In comparison, OpenShift failed to meet even the 1000 ms latency requirement due to its inability to allocate xApps based on their specific timing needs. This led to violations of ML inference time and xApp latency requirements, ultimately undermining the system’s performance. On the other hand, ORAN-HAutoscaling not only ensured that all incoming requests were satisfied but also effectively allocated xApps to different pods, with Pod1 hosting all of $r_1$’s xApps and 45% of $r_2$’s, ensuring that the 400 ms latency was consistently met. Additionally, Pod2 guaranteed that the 1000 ms requirement for $r_2$ was satisfied.

Figure 11 illustrates the near-RTRIC container’s HPA system, which shows the current CPU utilization at 46%. Initially, the system started with one pod, and as CPU usage crossed the 80% threshold, a second pod was automatically initiated. Consequently, the system was running two pods, with a CPU utilization of 46%.

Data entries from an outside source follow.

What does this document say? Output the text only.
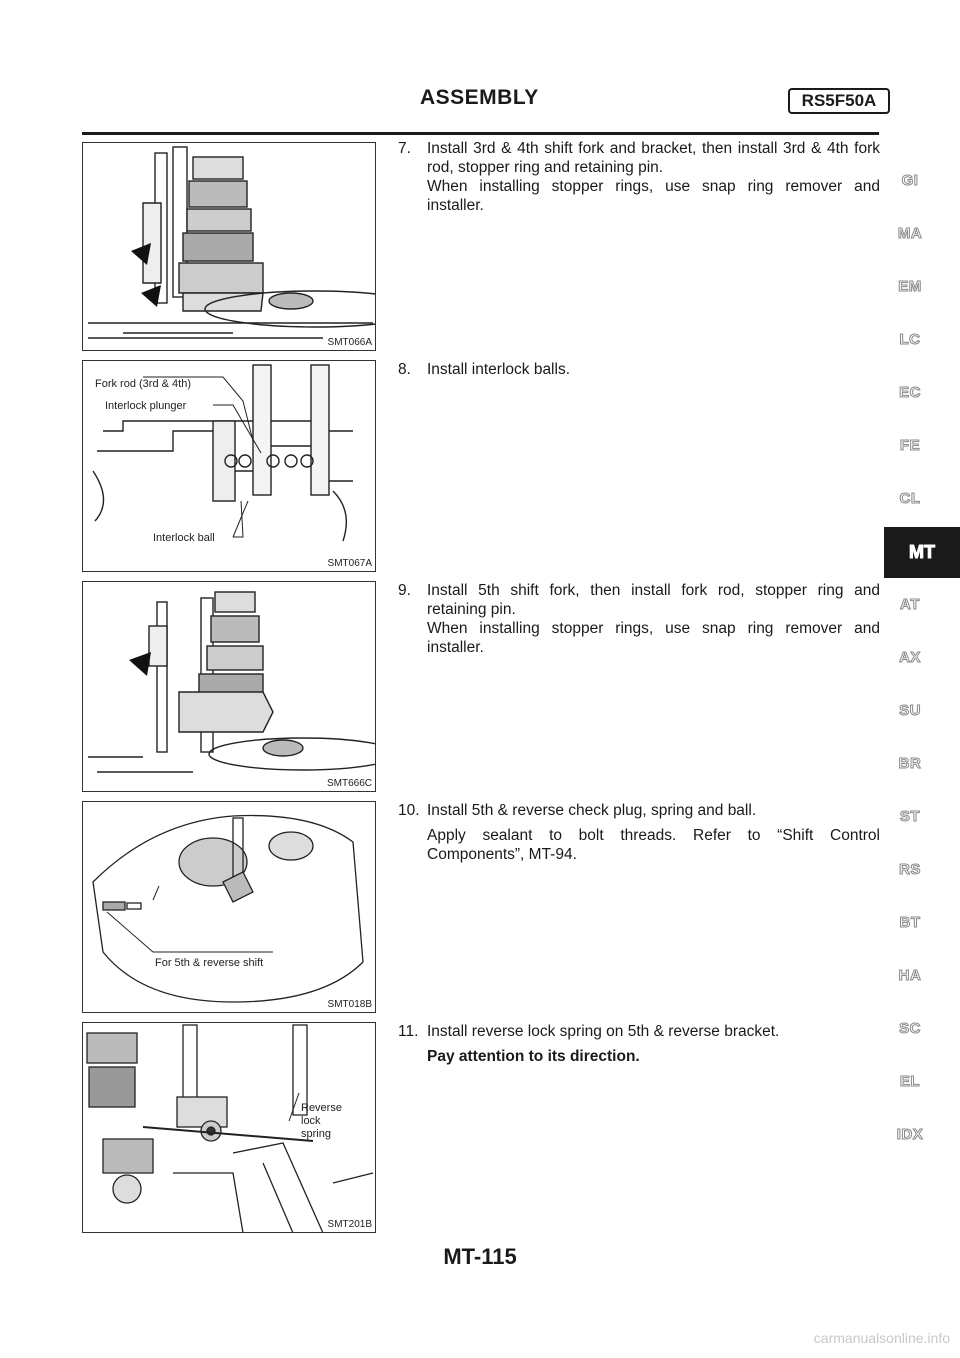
ASSEMBLY	RS5F50A
SMT066A
Fork rod (3rd & 4th)
Interlock plunger
Interlock ball
SMT067A
SMT666C
For 5th & reverse shift
SMT018B
Reverse
lock
spring
SMT201B
7.	Install 3rd & 4th shift fork and bracket, then install 3rd & 4th fork rod, stopper ring and retaining pin.
When installing stopper rings, use snap ring remover and installer.
8.	Install interlock balls.
9.	Install 5th shift fork, then install fork rod, stopper ring and retaining pin.
When installing stopper rings, use snap ring remover and installer.
10. Install 5th & reverse check plug, spring and ball.
Apply sealant to bolt threads. Refer to “Shift Control Components”, MT-94.
11. Install reverse lock spring on 5th & reverse bracket.
Pay attention to its direction.
GI
MA
EM
LC
EC
FE
CL
MT
AT
AX
SU
BR
ST
RS
BT
HA
SC
EL
IDX
MT-115
carmanualsonline.info
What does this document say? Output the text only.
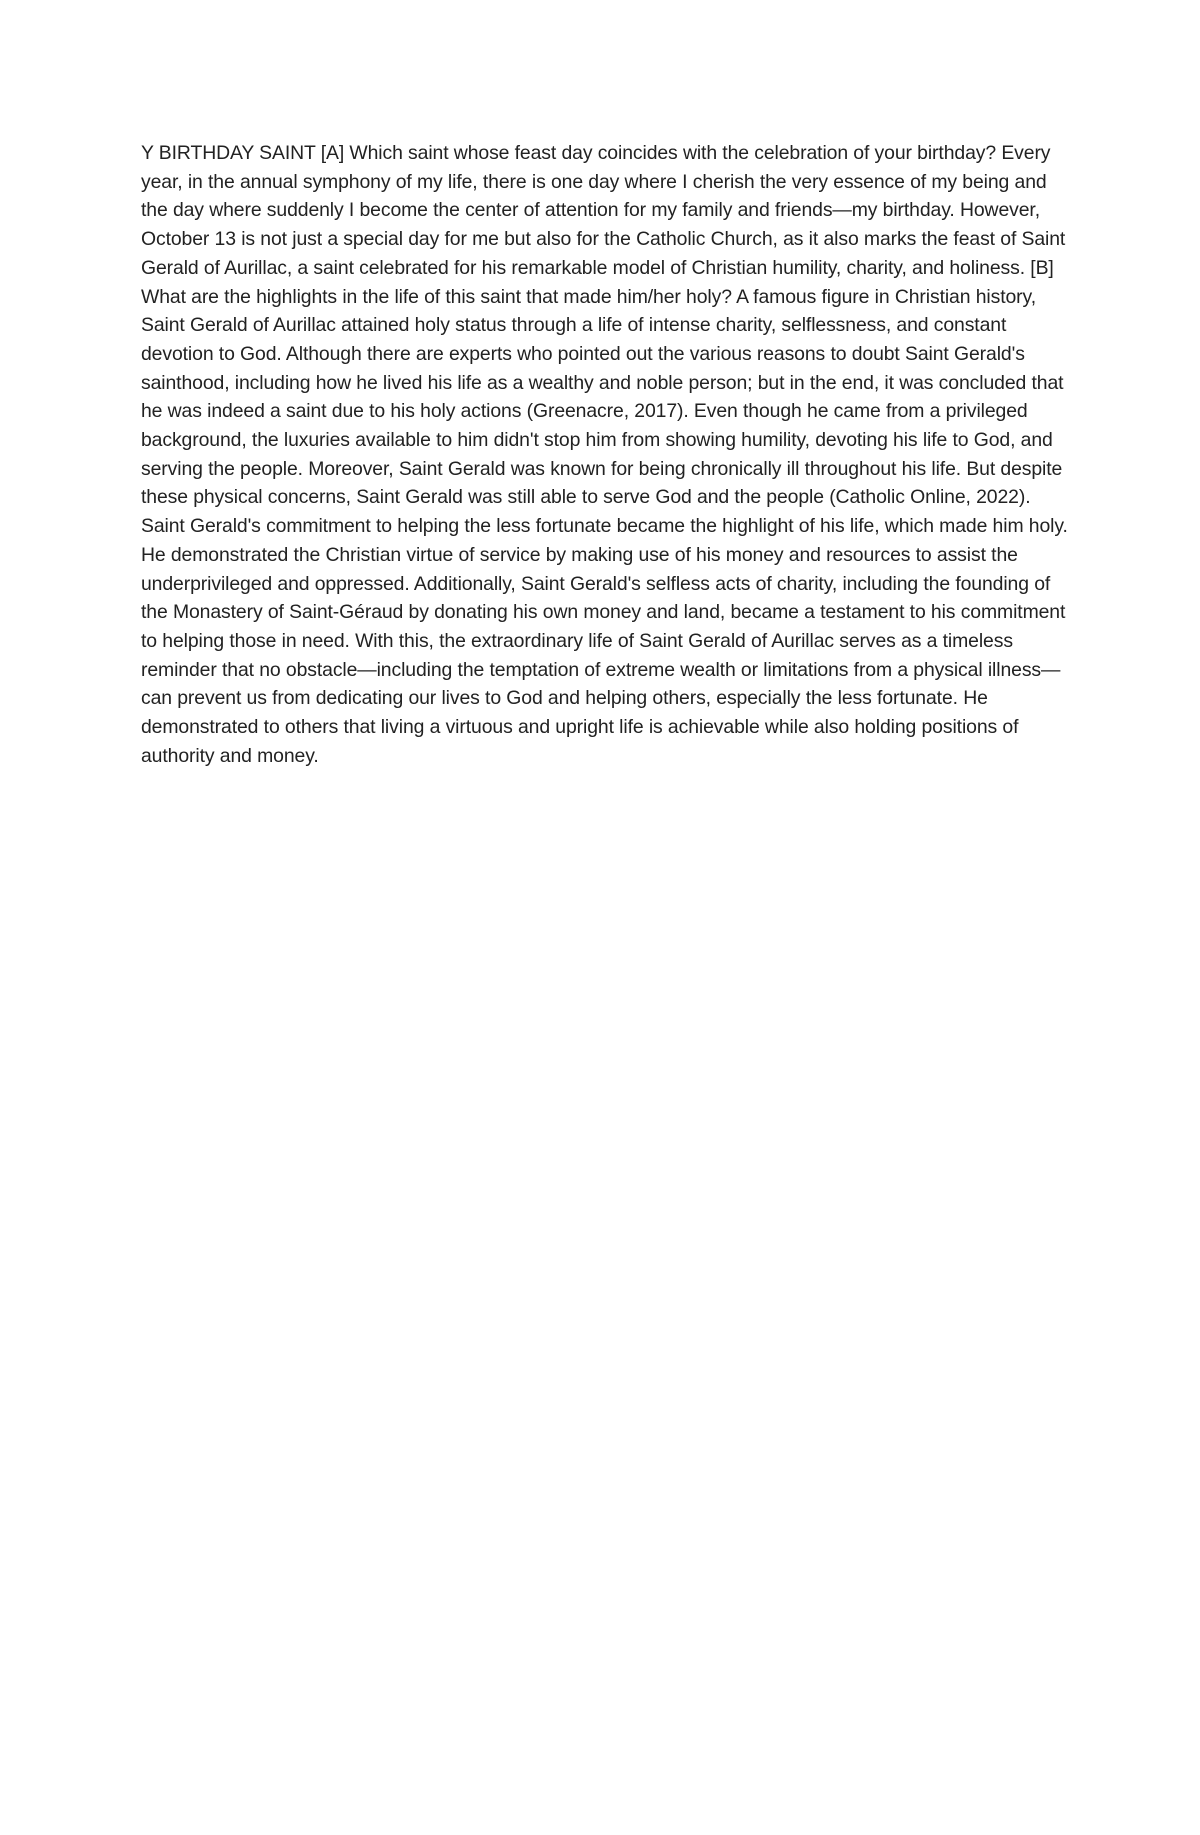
Y BIRTHDAY SAINT [A] Which saint whose feast day coincides with the celebration of your birthday? Every year, in the annual symphony of my life, there is one day where I cherish the very essence of my being and the day where suddenly I become the center of attention for my family and friends—my birthday. However, October 13 is not just a special day for me but also for the Catholic Church, as it also marks the feast of Saint Gerald of Aurillac, a saint celebrated for his remarkable model of Christian humility, charity, and holiness. [B] What are the highlights in the life of this saint that made him/her holy? A famous figure in Christian history, Saint Gerald of Aurillac attained holy status through a life of intense charity, selflessness, and constant devotion to God. Although there are experts who pointed out the various reasons to doubt Saint Gerald's sainthood, including how he lived his life as a wealthy and noble person; but in the end, it was concluded that he was indeed a saint due to his holy actions (Greenacre, 2017). Even though he came from a privileged background, the luxuries available to him didn't stop him from showing humility, devoting his life to God, and serving the people. Moreover, Saint Gerald was known for being chronically ill throughout his life. But despite these physical concerns, Saint Gerald was still able to serve God and the people (Catholic Online, 2022). Saint Gerald's commitment to helping the less fortunate became the highlight of his life, which made him holy. He demonstrated the Christian virtue of service by making use of his money and resources to assist the underprivileged and oppressed. Additionally, Saint Gerald's selfless acts of charity, including the founding of the Monastery of Saint-Géraud by donating his own money and land, became a testament to his commitment to helping those in need. With this, the extraordinary life of Saint Gerald of Aurillac serves as a timeless reminder that no obstacle—including the temptation of extreme wealth or limitations from a physical illness—can prevent us from dedicating our lives to God and helping others, especially the less fortunate. He demonstrated to others that living a virtuous and upright life is achievable while also holding positions of authority and money.
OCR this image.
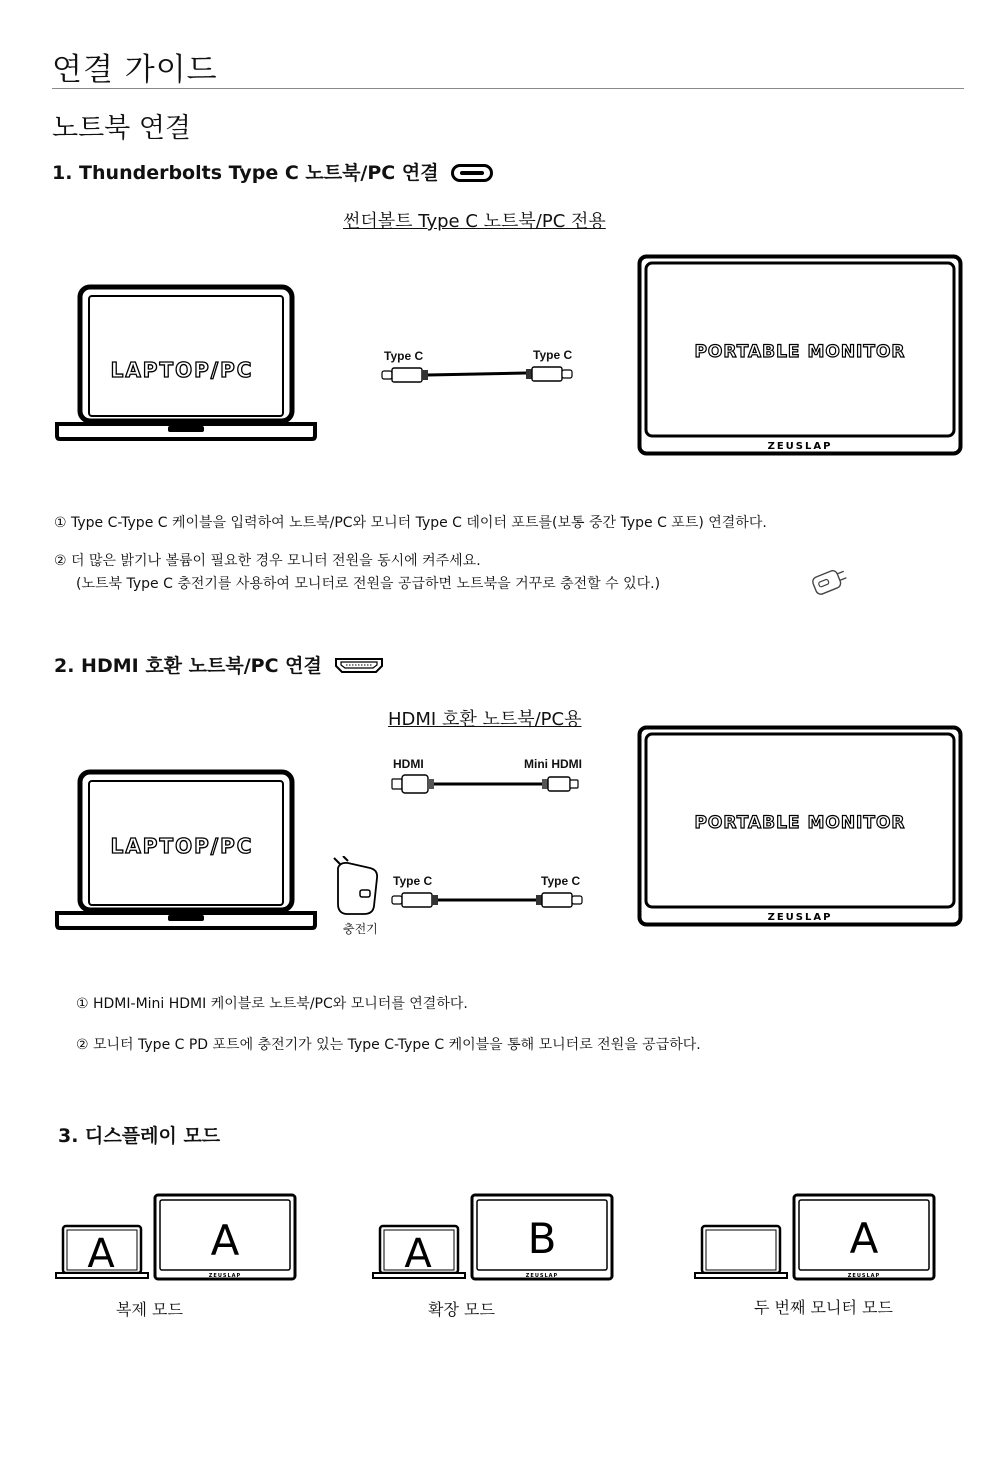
연결 가이드
노트북 연결
1. Thunderbolts Type C 노트북/PC 연결
썬더볼트 Type C 노트북/PC 전용
LAPTOP/PC
Type C	Type C	PORTABLE MONITOR
ZEUSLAP
① Type C-Type C 케이블을 입력하여 노트북/PC와 모니터 Type C 데이터 포트를(보통 중간 Type C 포트) 연결하다.
② 더 많은 밝기나 볼륨이 필요한 경우 모니터 전원을 동시에 켜주세요.
(노트북 Type C 충전기를 사용하여 모니터로 전원을 공급하면 노트북을 거꾸로 충전할 수 있다.)
2. HDMI 호환 노트북/PC 연결
HDMI 호환 노트북/PC용
LAPTOP/PC
HDMI	Mini HDMI
Type C	Type C
충전기
PORTABLE MONITOR
ZEUSLAP
① HDMI-Mini HDMI 케이블로 노트북/PC와 모니터를 연결하다.
② 모니터 Type C PD 포트에 충전기가 있는 Type C-Type C 케이블을 통해 모니터로 전원을 공급하다.
3. 디스플레이 모드
A
ZEUSLAP
A
복제 모드
B
ZEUSLAP
A
확장 모드
A
ZEUSLAP
두 번째 모니터 모드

Figure 12 illustrates the use of Prometheus and Grafana to visualize key metrics such as CPU, RAM, xApp latency, and other system statistics. These metrics are gathered and processed through APIs to help determine the optimal pod allocation for efficient resource utilization. Figure 13 displays the Kubernetes dashboard, which provides an overview of RAM and CPU usage across the containers, offering insights into resource consumption and helping to ensure proper system scaling.

10. Reflection

This study primarily leverages Kubernetes for orchestration, which offers flexibility and scalability for containerized applications. However, this dependency introduces certain limitations, particularly when integrating with non-containerized components in ORAN environments. While Kubernetes provides a robust platform for containerized microservices, adapting non-containerized legacy systems into this environment requires additional configuration and lead to integration challenges. Furthermore, the probing mechanisms utilized in this framework introduce some overheads, particularly in terms of CPU and memory consumption, as they monitor and adjust resource allocation. While these overheads are necessary for dynamic scaling, future optimizations could focus on reducing the frequency and granularity of these probes to minimize their impact on system performance. Looking ahead, several avenues for improvement can be explored. First, alternative orchestration frameworks, such as Docker Swarm and Apache Mesos, could be considered to determine their performance in comparison to Kubernetes, particularly in terms of scaling and management overheads. Additionally, improving load balancing algorithms by incorporating more advanced AI/ML techniques could enhance the efficiency of resource distribution, particularly under high-demand conditions. This would contribute to further optimizing resource allocation and minimizing delays in large-scale ORAN environments.

11. Conclusions

This paper presented ORAN-HAutoscaling, a dynamic scaling solution tailored for ORAN environments, designed to enforce CPU usage and time constraints while supporting a large number of xApps. We developed a latency model based on a measurement campaign conducted on a Kubernetes cluster, complemented by a mathematical optimization model and a prototype that aligns with ORAN standards. Through a series of comparisons with OpenShift’s scaling mechanisms, we demonstrated that ORAN-HAutoscaling is capable of effectively deploying ORAN applications while meeting strict latency requirements. Our results show that by incorporating CPU metrics, latency, and inference time into the scaling decisions, ORAN-HAutoscaling can support a significantly higher number of xApps compared to traditional non-scaling solutions such as single-server setups. Specifically, ORAN-HAutoscaling can support approximately three times the number of xApps compared to these traditional systems. In conclusion, ORAN-HAutoscaling offers a robust, scalable solution for optimizing resource utilization in RT radio access networks. It guarantees high computing capacity and performance, meeting the increasing demands of future networks, and it outperforms conventional RIC solutions by ensuring minimal latency and maintaining ML inference times.